Moment-method in a hard-sphere problem on a lattice, and physical applications. I. Uniform chain

Abstract

An exact representation is obtained for the propagator of two ’’hard spheres’’ on a one-dimensional (uniform) lattice where only nearest-neighbor hops are considered. The problem is solved within a random-walk formulation, with a general expression for the nth moment of the spectral density being given. These formal results are then applied to the discussion of several physical applications in a unified manner. In particular, we show that within the framework of the Hubbard Hamiltonian one may obtain, from the appropriate generalized spectral density, the optical absorption spectrum of a strongly correlated one-dimensional band of electrons.

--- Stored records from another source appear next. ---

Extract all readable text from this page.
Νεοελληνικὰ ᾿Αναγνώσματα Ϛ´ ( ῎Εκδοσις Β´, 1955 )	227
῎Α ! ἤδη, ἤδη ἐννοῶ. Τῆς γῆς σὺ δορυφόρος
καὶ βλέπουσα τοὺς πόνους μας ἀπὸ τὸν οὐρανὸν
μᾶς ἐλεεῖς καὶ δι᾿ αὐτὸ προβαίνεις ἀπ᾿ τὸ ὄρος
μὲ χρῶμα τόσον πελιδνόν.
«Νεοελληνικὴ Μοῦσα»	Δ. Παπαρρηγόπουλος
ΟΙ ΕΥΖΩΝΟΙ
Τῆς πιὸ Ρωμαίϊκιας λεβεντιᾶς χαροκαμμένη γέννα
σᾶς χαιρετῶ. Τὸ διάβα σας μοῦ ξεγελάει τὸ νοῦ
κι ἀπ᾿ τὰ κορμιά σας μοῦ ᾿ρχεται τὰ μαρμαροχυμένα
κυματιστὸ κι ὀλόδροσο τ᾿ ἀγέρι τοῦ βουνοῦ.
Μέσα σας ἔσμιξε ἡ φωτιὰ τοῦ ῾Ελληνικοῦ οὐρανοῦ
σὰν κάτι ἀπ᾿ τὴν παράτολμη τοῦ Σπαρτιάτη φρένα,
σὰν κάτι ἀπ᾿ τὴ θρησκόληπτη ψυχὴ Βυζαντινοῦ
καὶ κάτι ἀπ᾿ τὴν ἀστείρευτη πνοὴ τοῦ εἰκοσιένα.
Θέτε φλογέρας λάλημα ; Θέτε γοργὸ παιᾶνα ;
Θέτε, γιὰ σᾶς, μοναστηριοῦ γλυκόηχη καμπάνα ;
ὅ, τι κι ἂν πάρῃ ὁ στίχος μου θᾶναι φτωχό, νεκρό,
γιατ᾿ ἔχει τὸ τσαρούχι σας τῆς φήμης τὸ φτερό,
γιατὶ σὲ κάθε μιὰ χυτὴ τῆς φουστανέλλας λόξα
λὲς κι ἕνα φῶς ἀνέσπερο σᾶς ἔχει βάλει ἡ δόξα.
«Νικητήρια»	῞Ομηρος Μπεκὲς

This theory, as applied, for example, to magnetic insulators or to the TCNQ (tetra-cyanoquinodimethane) salts, predicts a logarithmic divergence of the optical spectrum, for which a novel interpretation is given here in terms of an equivalent ’’surface’’ problem, shown to be isomorphic to the one studied. This is the problem of a two-dimensional rectangular crystal which has been cleaved along a main-diagonal line ’’surface.’’ From this, we also indicate the effects of chain dimerization (or Peierls transition) in a simple case of the spectral density. A simple counter example is also given which shows the nonuniqueness of the moment-method reconstruction for functions of unbounded variation. The partition function is also obtained analytically, and from this follows the energy of the two holes one-dimensional spinless fermion band. Finally, a physical argument is presented which supports the spinless fermion prediction of infinite mobility (or d.c. conductivity) for the hard spheres.